As we close the book on 2015 we can again look back at a year of exciting science and great accomplishments by members of the Oskar Klein Centre for Cosmoparticle Physics.
As in previous years, OKCers feature very prominently in the list of the most cited astrophysics and cosmology papers led by Swedish scientists published during the year. The list was compiled by Robert Cumming in populärastronomi and appears in today’s issue.
In fact, half of top-10 2015 publications originate in our centre, starting with a Fermi collaboration search for gamma-rays from dwarf galaxies, led by Brandon Anderson. Together with a similar study led by Christian Farnier based on observations from the H.E.S.S. array (place #4), gamma-rays are used as tracers for annihilation of dark matter particles. Unfortunately, the detection of dark matter particles remain elusive but the hunt goes on, now also directly using the Xenon 1T detector.

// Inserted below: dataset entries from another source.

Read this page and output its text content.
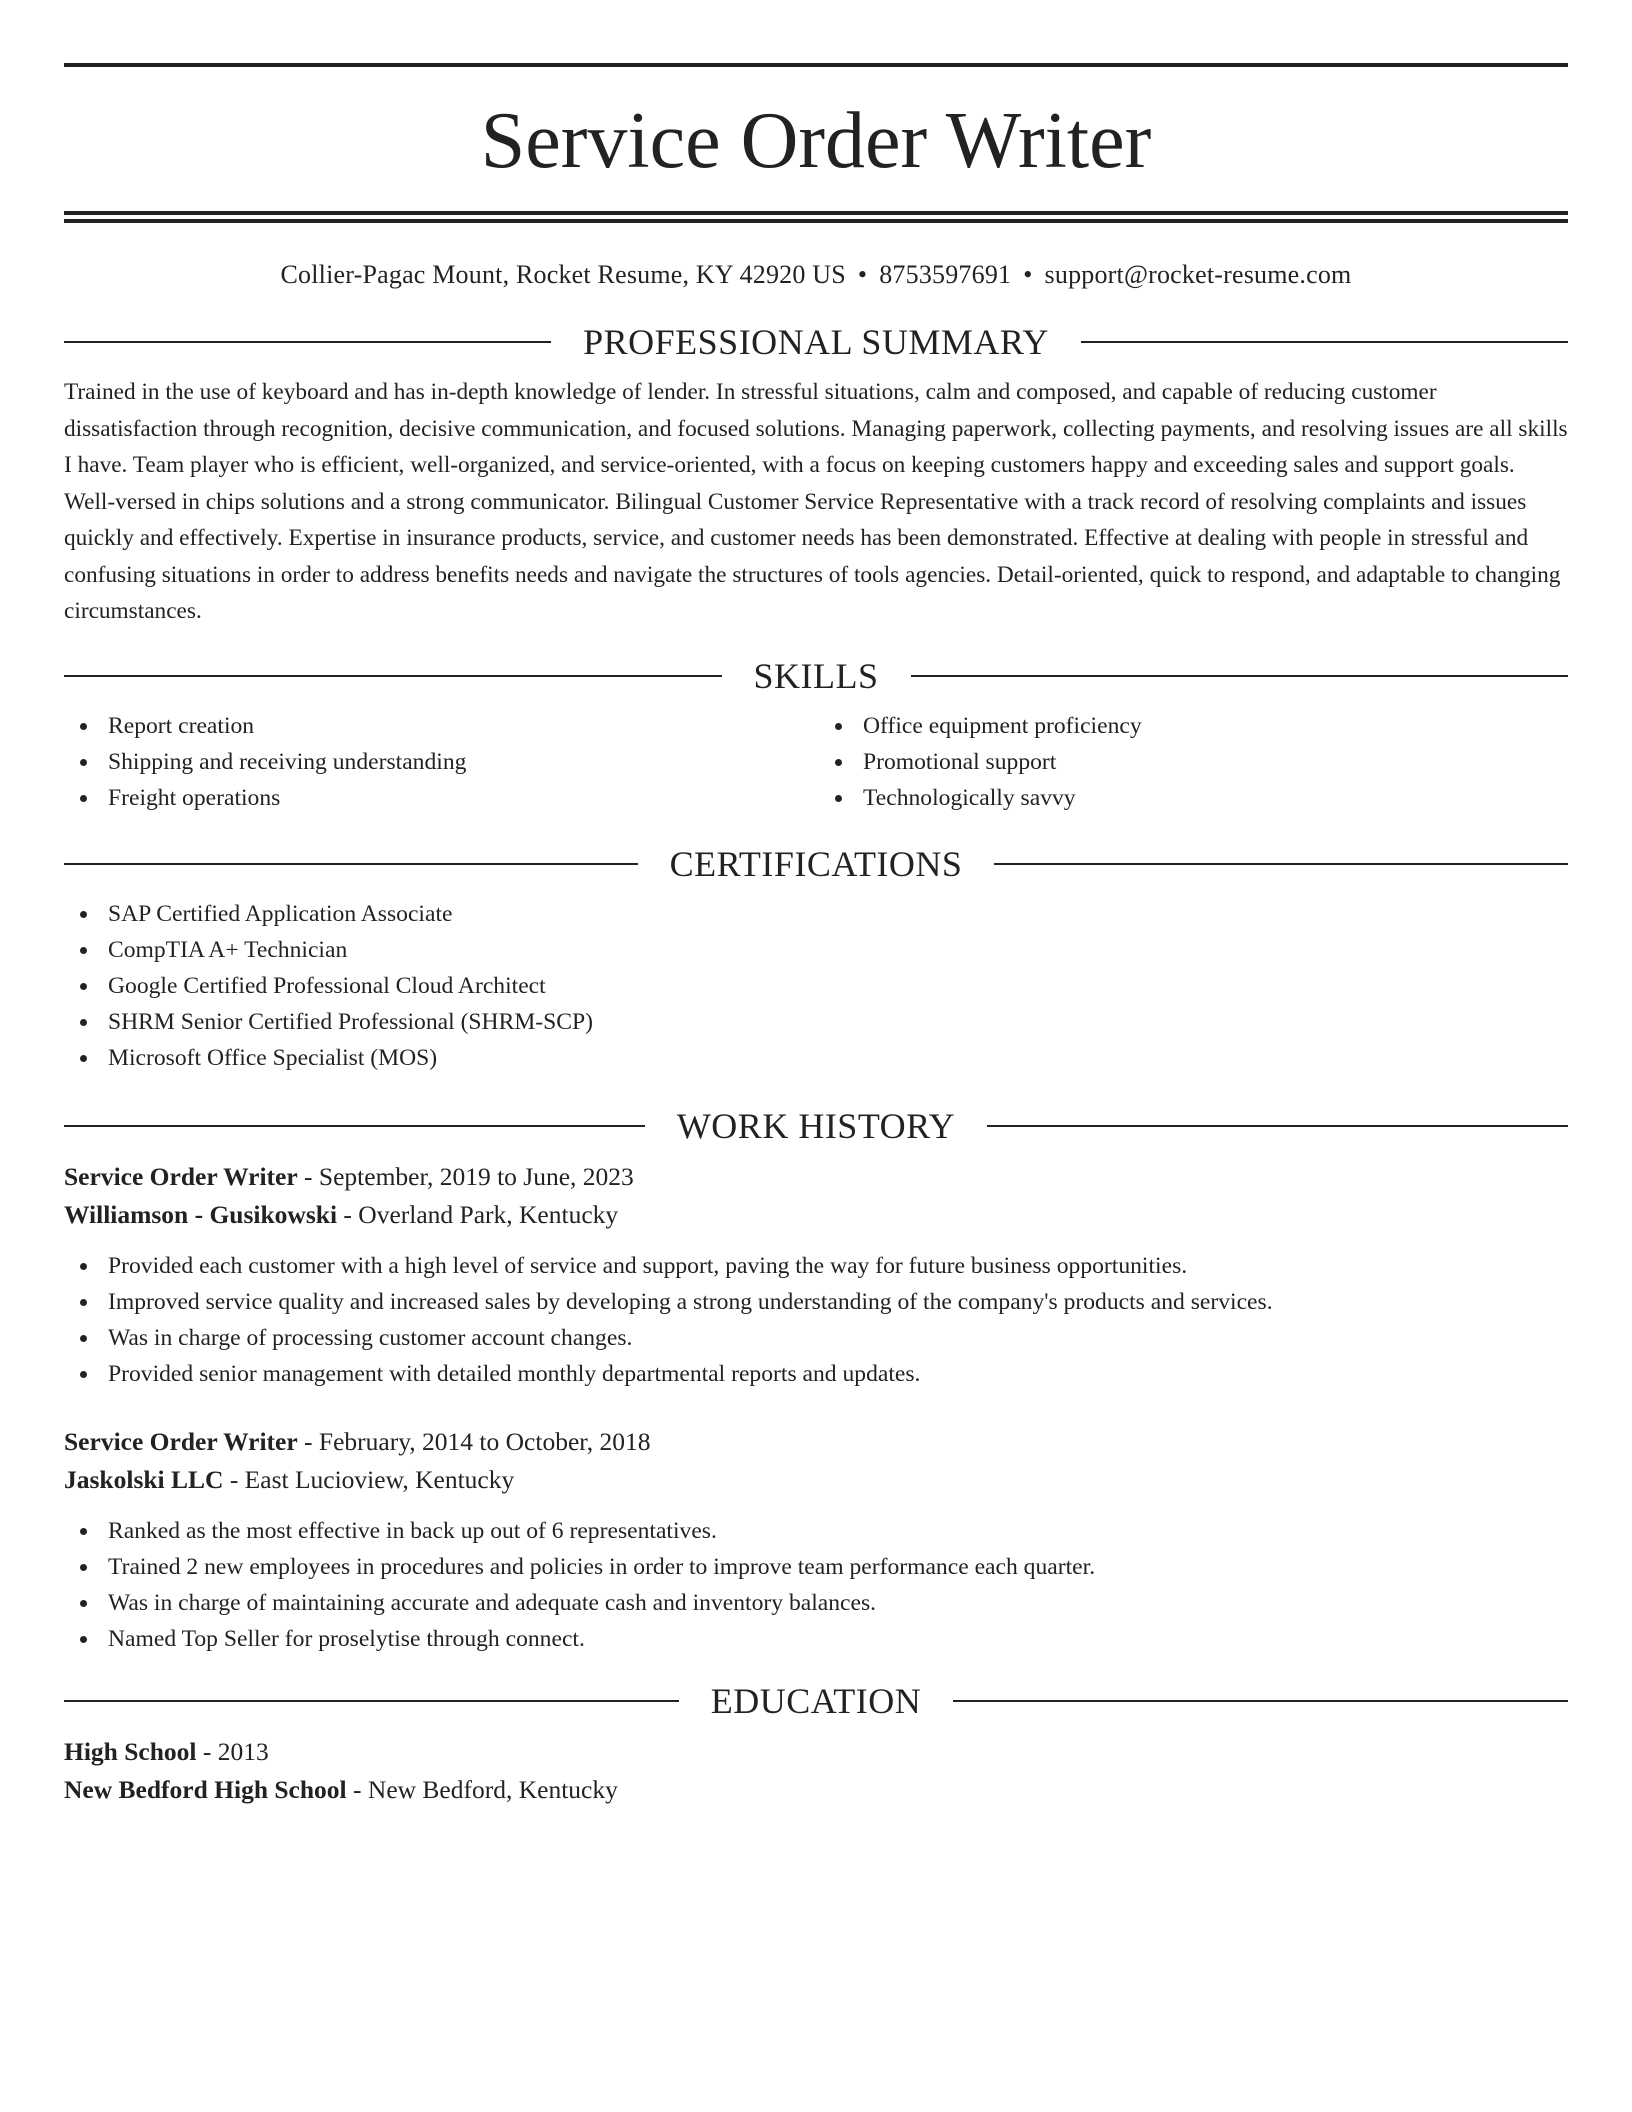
Service Order Writer
Collier-Pagac Mount, Rocket Resume, KY 42920 US • 8753597691 • support@rocket-resume.com
PROFESSIONAL SUMMARY

Trained in the use of keyboard and has in-depth knowledge of lender. In stressful situations, calm and composed, and capable of reducing customer dissatisfaction through recognition, decisive communication, and focused solutions. Managing paperwork, collecting payments, and resolving issues are all skills I have. Team player who is efficient, well-organized, and service-oriented, with a focus on keeping customers happy and exceeding sales and support goals. Well-versed in chips solutions and a strong communicator. Bilingual Customer Service Representative with a track record of resolving complaints and issues quickly and effectively. Expertise in insurance products, service, and customer needs has been demonstrated. Effective at dealing with people in stressful and confusing situations in order to address benefits needs and navigate the structures of tools agencies. Detail-oriented, quick to respond, and adaptable to changing circumstances.

SKILLS
Report creation
Shipping and receiving understanding
Freight operations
Office equipment proficiency
Promotional support
Technologically savvy
CERTIFICATIONS
SAP Certified Application Associate
CompTIA A+ Technician
Google Certified Professional Cloud Architect
SHRM Senior Certified Professional (SHRM-SCP)
Microsoft Office Specialist (MOS)
WORK HISTORY
Service Order Writer - September, 2019 to June, 2023
Williamson - Gusikowski - Overland Park, Kentucky
Provided each customer with a high level of service and support, paving the way for future business opportunities.
Improved service quality and increased sales by developing a strong understanding of the company's products and services.
Was in charge of processing customer account changes.
Provided senior management with detailed monthly departmental reports and updates.
Service Order Writer - February, 2014 to October, 2018
Jaskolski LLC - East Lucioview, Kentucky
Ranked as the most effective in back up out of 6 representatives.
Trained 2 new employees in procedures and policies in order to improve team performance each quarter.
Was in charge of maintaining accurate and adequate cash and inventory balances.
Named Top Seller for proselytise through connect.
EDUCATION
High School - 2013
New Bedford High School - New Bedford, Kentucky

Addressing the challenges posed by the dark sector, including both dark matter and dark energy, has become a very active area of theoretical and phenomenological research at OKC. The cosmological implications of the bimetric Hassan-Rosen theory of gravity, an alternative to Einstein’s theory of gravity including a massive graviton, has been scrutinized in a paper led by Jonas Enander. This paper came in second in citations for 2015. The other OKC contributions to the top-10 list involve two studies of SN2014J, the nearest Type Ia supernova in many decades, and an essential laboratory for our understanding of the precision reach of the use of SNe Ia as distance indicators in cosmology in our quest to understand the nature of dark energy. In one of the studies that I led together with Markus Kromer, we explored the onset of the explosion with aunique data set allowing us to probe what powers the very first moments of the optical lightcurve. In another paper, led by Peter Lundqvist and Anders Nyholm, evidence showing that both SN2014J and SN2011fe are likely the result of a merger of two white dwarfs is presented. In a short time, there has been a paradigm shift in what we think is the most common channel triggering these powerful explosions used in cosmology. These are exciting times in the field!
Just before the end of 2015, we were also intrigued by the recent developments in particle physics. The two major LHC experiments, ATLAS (with OKC participation) and CMS, presented the results from the second run of 13 TeV proton-proton collisions. Although no signal reached the magical threshold of 5 standard deviations required to claim discovery, there is an intriguing accumulation of photon-pairs of what could be hinting at a decay of a 750 GeV scalar boson. If confirmed, this would be the sign of long awaited new physics!
Looking forward to a Great New Year at the Oskar Klein Centre!